Iraqi protesters have again violated the Iraqi parliament in support of influential Shia leader Muqtada al-Sadr, days after storming the legislative body and suspending a seat to appoint a new prime minister.
Security forces fired tear gas canisters and hurled sound bombs on Saturday as protesters used ropes to pull down and climb over a number of large concrete barriers around the Green Zone, which shielded government buildings and foreign embassies.
“All people are with you Sayyid Muqtada,” the protesters chanted, using his title as a descendant of the Prophet Muhammad.
Prime Minister Mustafa al-Kadhimi’s media office had issued a statement calling on security agents to ensure the security of state institutions.
Al Jazeera’s Mahmoud Abdelwahed said from Baghdad that the protesters are not flinching despite reports of several injuries.
He added that on Wednesday, when a large crowd occupied the parliament building, security forces had let the large crowd into the perimeter relatively unimpeded.
Protesters oppose the candidacy of Mohammed Shia al-Sudani, a former minister and ex-provincial governor, who is being elected to the post of prime minister by the pro-Iran Coordination Framework.
A vote to announce Al-Sudani for the post of prime minister was set to take place on Saturday, but the seat was adjourned following Wednesday’s events.
Abdelwahed said al-Sadr’s supporters had gathered again because they were not confident that parliament would not proceed with the vote. “They say the fact that the session has been suspended does not mean that voting cannot take place behind closed doors,” he said.
Al-Sadr’s bloc emerged as the largest parliamentary faction in the October elections, but still failed to secure a majority.
Ten months later, the deadlock over the creation of a new government continues – the longest since the 2003 invasion of the United States restored political order in the oil-rich country.

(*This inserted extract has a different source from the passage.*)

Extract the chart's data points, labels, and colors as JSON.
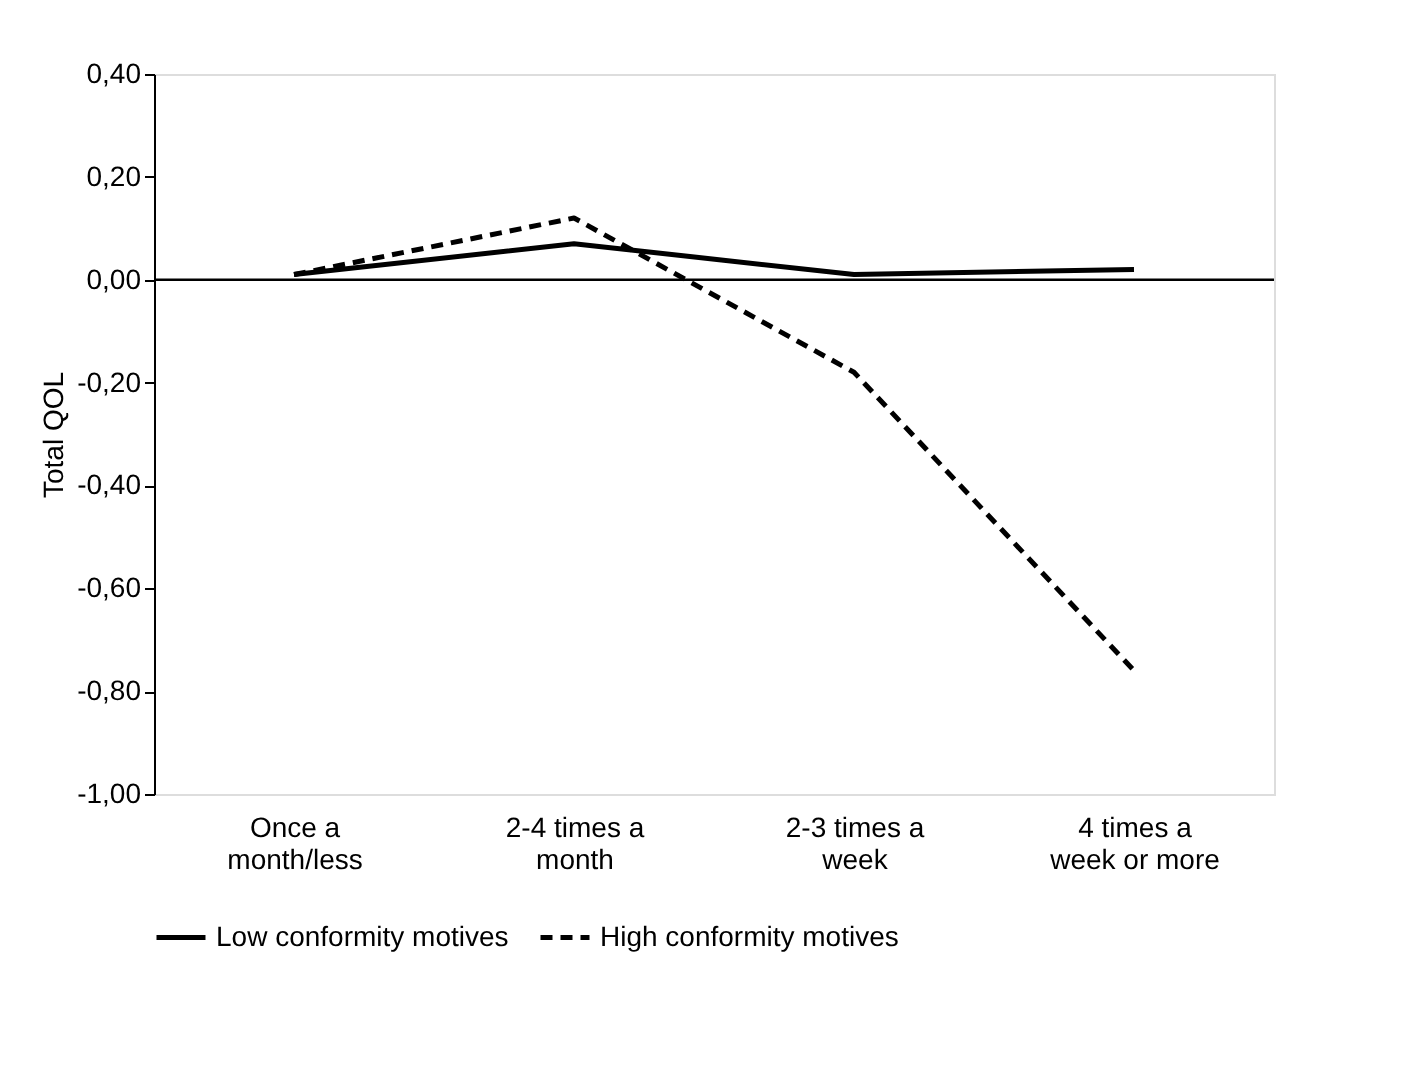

Dorsa Jabbari of Al Jazeera said people are demanding change. “They don’t want the previous corrupt politicians to stay in power, they don’t want the country to have one.” [interference] by the United States and Iran,” said the occupied parliament.
“We are here for a revolution,” protester Haydar al-Lami said.

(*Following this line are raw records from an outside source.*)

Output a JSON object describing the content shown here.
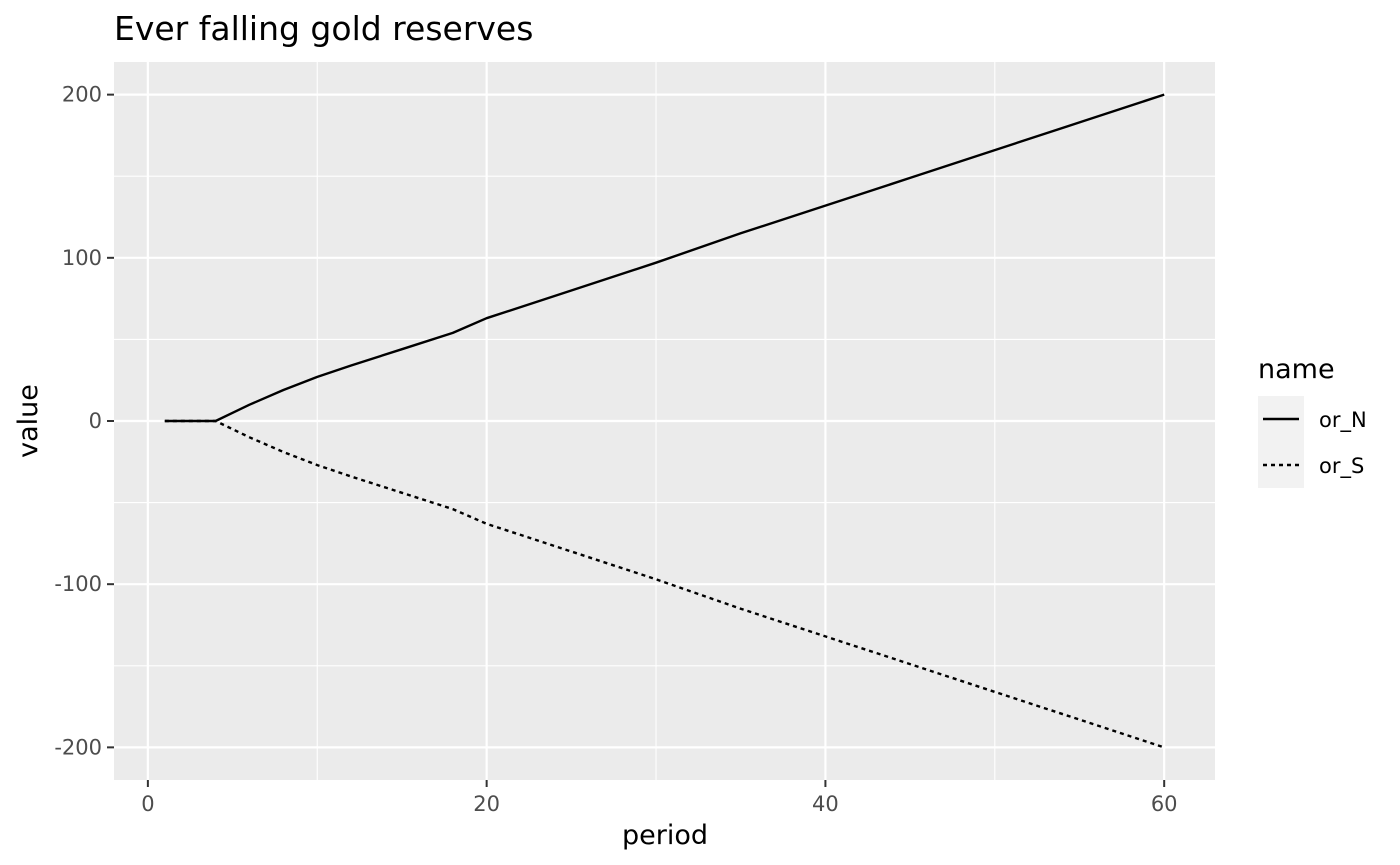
{
  "chart_data": {
    "type": "line",
    "title": "Ever falling gold reserves",
    "xlabel": "period",
    "ylabel": "value",
    "xlim": [
      -2,
      63
    ],
    "ylim": [
      -220,
      220
    ],
    "x_ticks": [
      0,
      20,
      40,
      60
    ],
    "x_tick_labels": [
      "0",
      "20",
      "40",
      "60"
    ],
    "y_ticks": [
      -200,
      -100,
      0,
      100,
      200
    ],
    "y_tick_labels": [
      "-200",
      "-100",
      "0",
      "100",
      "200"
    ],
    "grid": true,
    "legend": {
      "title": "name",
      "position": "right"
    },
    "x": [
      1,
      2,
      3,
      4,
      5,
      6,
      8,
      10,
      12,
      15,
      18,
      20,
      25,
      30,
      35,
      40,
      45,
      50,
      55,
      60
    ],
    "series": [
      {
        "name": "or_N",
        "linetype": "solid",
        "color": "#000000",
        "values": [
          0,
          0,
          0,
          0,
          5,
          10,
          19,
          27,
          34,
          44,
          54,
          63,
          80,
          97,
          115,
          132,
          149,
          166,
          183,
          200
        ]
      },
      {
        "name": "or_S",
        "linetype": "dotted",
        "color": "#000000",
        "values": [
          0,
          0,
          0,
          0,
          -5,
          -10,
          -19,
          -27,
          -34,
          -44,
          -54,
          -63,
          -80,
          -97,
          -115,
          -132,
          -149,
          -166,
          -183,
          -200
        ]
      }
    ],
    "colors": {
      "panel": "#ebebeb",
      "grid": "#ffffff",
      "legend_key_bg": "#f2f2f2",
      "tick": "#4d4d4d"
    }
  }
}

“We don’t want the corrupt, we don’t want those in power to return…since 2003…they have only harmed us.”
Although al-Sadr’s alliance won the most seats in October’s parliamentary elections, bickering political parties failed to secure the two-thirds majority needed to elect a president — an important step before a prime minister can be elected.
After negotiations stalled, al-Sadr withdrew his bloc from parliament and announced that he would end talks on forming a government.
Mass mobilization is a common strategy of al-Sadr, a mercurial figure who has emerged as a powerful force with a nationalist, anti-Iran agenda.
Zeidon Alkinani, an analyst at the Arab Center in Washington, told Al Jazeera that “we should not be surprised that al-Sadr’s supporters are able to enter government buildings, unlike the protests that began in 2019.”
Political movements such as the Sadrist movement “have infiltrated the Ministry of Interior and Defense, which means it is very easy for them to bypass security checks,” the analyst said.
The storming of parliament Wednesday came after Al-Sadr-backed political rival, former Prime Minister Nouri al-Maliki, nominated a pro-Iranian politician as Iraq’s new leader.
“Another layer in this crisis is the personal rivalry between al-Maliki – the most influential politician in the coordination framework – and al-Sadr,” Alkinani said.
“This rivalry has been going on since 2006. It is an ideological and military rivalry that affects the daily lives of ordinary Iraqis.”
By convention, the post of prime minister will go to a leader of the Iraqi Shia majority.
Al-Sadr is the son of Grand Ayatollah Sayyid Muhammad Muhammad-Sadiq al-Sadr, a Shia dignitary who was politically active against former leader Saddam Hussein, whom he paid with his life in 1999.